First, intolerance of dissent on campus, notwithstanding the language of concern for minorities and women in which it is typically couched, bespeaks a failure of imagination, an inability to appreciate opinions that differ from one’s own. It also reflects a demeaning stereotype according to which minorities and women are not capable of fending for themselves in classroom discussion and wider campus life by responding to utterances they find wrong, irritating, or insulting with better arguments and suppler words.

Second, free speech is not one value among many that a university legitimately pursues, but rather is a principle fundamental to the university’s central mission and so must be curtailed only in extraordinary circumstances, such as direct incitement to physical harm or violence. Collegiality and consensus are of course important, but at universities both should form around the principle of free speech for all, and particularly for those with whom one disagrees.

Third, the administration’s coercive harmonization of opinion on campus and disregard for the essentials of due process cannot succeed without a compliant and thereby complicit faculty.

Fourth, the experience of the past 25 years abundantly demonstrates that universities cannot be trusted to enforce speech codes and administer disciplinary procedures that do away with the essentials of due process. This is not necessarily because administrators and professors are less responsible or virtuous than ordinary citizens but because they plainly are no more responsible or virtuous.


The phrase “coercive harmonization” is haunting, with its echoes of the Hate Weeks in 1984 and the parades of socialist youth that Sabena recalls with such loathing in The Unbearable Lightness of Being.



Since the university’s essential malaise is its lack of self-awareness, its loss of definition, substance, and purpose, every university, Berkowitz rightly maintains, should have a serious core curriculum in place of the trivial distribution requirement system that now dominates:

Some works of literature and philosophy are constitutive of Western civilization, and some historical epochs have defined our identities. Some knowledge of economics and political science is crucial to understanding the forces that shape contemporary society. Some knowledge of the natural sciences is necessary to acquire the discipline of the scientific method, to better understand the operation of the remarkable technology with which we have surrounded ourselves, and to appreciate the intricacy of the natural world of which we are a part.
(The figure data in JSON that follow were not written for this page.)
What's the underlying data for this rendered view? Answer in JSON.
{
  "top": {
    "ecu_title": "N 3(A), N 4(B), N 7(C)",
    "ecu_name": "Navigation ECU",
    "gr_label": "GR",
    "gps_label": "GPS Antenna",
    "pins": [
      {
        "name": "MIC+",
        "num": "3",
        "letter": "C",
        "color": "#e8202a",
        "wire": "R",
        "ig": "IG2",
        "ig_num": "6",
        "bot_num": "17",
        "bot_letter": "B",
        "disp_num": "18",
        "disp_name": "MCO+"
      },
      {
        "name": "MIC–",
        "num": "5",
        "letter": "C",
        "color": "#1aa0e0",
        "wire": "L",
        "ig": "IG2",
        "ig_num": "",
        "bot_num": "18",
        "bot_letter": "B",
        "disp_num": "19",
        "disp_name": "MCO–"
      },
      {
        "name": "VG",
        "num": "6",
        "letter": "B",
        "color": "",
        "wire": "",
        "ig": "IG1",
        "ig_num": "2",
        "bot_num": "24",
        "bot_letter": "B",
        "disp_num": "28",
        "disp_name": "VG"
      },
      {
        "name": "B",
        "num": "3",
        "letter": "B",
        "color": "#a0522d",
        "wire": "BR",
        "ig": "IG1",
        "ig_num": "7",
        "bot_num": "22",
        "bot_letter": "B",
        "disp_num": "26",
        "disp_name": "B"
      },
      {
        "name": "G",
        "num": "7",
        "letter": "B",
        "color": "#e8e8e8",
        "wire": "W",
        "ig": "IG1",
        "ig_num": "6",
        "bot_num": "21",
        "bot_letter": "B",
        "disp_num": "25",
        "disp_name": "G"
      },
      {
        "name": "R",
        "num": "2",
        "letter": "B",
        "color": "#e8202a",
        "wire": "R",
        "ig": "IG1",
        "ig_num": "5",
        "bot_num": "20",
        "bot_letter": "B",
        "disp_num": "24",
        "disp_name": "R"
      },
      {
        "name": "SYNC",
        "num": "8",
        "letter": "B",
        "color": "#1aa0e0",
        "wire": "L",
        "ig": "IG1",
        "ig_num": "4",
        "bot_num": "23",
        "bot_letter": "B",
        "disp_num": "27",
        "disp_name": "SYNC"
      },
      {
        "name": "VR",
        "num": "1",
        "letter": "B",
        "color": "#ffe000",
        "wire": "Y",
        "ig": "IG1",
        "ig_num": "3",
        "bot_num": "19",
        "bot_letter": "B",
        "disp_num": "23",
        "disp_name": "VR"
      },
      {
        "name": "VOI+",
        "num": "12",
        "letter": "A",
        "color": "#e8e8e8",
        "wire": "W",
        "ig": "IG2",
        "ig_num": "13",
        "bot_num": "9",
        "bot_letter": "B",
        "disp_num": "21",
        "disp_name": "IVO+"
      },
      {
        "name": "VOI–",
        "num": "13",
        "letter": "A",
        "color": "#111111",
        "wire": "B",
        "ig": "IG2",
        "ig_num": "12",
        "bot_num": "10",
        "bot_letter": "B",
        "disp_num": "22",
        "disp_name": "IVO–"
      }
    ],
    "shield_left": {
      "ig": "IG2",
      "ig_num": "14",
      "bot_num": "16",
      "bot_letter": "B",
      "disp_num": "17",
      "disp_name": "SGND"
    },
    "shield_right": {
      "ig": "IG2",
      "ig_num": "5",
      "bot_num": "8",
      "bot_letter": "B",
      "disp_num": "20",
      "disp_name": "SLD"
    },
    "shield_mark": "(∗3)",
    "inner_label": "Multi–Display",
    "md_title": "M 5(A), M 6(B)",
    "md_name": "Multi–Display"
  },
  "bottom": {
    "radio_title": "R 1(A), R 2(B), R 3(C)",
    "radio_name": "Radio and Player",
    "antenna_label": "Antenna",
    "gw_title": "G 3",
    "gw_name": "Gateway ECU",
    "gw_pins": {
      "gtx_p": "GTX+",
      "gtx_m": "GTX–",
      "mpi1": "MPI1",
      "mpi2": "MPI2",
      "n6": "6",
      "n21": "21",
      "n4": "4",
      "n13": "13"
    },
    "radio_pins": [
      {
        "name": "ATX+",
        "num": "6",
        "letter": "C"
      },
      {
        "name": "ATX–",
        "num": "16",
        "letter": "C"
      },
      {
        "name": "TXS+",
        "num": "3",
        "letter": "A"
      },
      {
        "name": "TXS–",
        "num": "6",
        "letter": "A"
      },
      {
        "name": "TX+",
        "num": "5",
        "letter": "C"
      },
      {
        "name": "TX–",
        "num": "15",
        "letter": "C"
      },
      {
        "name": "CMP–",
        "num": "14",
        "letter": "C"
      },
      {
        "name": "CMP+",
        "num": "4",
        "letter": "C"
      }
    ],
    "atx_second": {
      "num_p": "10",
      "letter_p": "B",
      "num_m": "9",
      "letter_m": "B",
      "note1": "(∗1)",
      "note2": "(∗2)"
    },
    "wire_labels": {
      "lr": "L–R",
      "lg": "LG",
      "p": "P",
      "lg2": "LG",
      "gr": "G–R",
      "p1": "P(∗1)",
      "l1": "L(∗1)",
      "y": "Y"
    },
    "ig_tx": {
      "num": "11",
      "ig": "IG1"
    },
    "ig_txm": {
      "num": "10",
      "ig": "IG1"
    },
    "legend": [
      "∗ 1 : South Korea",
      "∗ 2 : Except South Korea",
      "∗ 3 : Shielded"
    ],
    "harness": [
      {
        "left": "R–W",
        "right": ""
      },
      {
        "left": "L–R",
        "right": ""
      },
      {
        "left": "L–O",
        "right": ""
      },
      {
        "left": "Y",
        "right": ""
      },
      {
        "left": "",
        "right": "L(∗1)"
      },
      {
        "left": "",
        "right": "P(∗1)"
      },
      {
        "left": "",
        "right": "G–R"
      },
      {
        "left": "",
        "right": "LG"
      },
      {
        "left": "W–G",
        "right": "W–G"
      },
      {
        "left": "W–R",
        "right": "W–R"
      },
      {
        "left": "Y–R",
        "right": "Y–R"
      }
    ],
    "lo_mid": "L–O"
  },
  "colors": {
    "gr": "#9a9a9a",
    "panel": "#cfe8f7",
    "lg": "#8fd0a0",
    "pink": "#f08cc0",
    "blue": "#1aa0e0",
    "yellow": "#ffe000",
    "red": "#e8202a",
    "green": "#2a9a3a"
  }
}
But in order for this to happen, presidents and trustees must have “the confidence and clout to shift resources.” If you want to see how far wrong a university lacking that confidence can go, read this comment from an editorial in an Oregon newspaper in response to the University of Oregon’s proposed cultural competency mandate:

“The diversity office already costs $1.5 million a year, and the grotesque document it produced this school year would cost millions more to implement. All to turn the U of O into a national laughingstock.”

That’s the voice of the world outside the university, the world that knows coercive harmonization when it sees it and is laughing at us. If American universities want to find themselves again, Berkowitz concludes, they must “staunchly refuse to politicize the transmission of knowledge and the pursuit of truth.”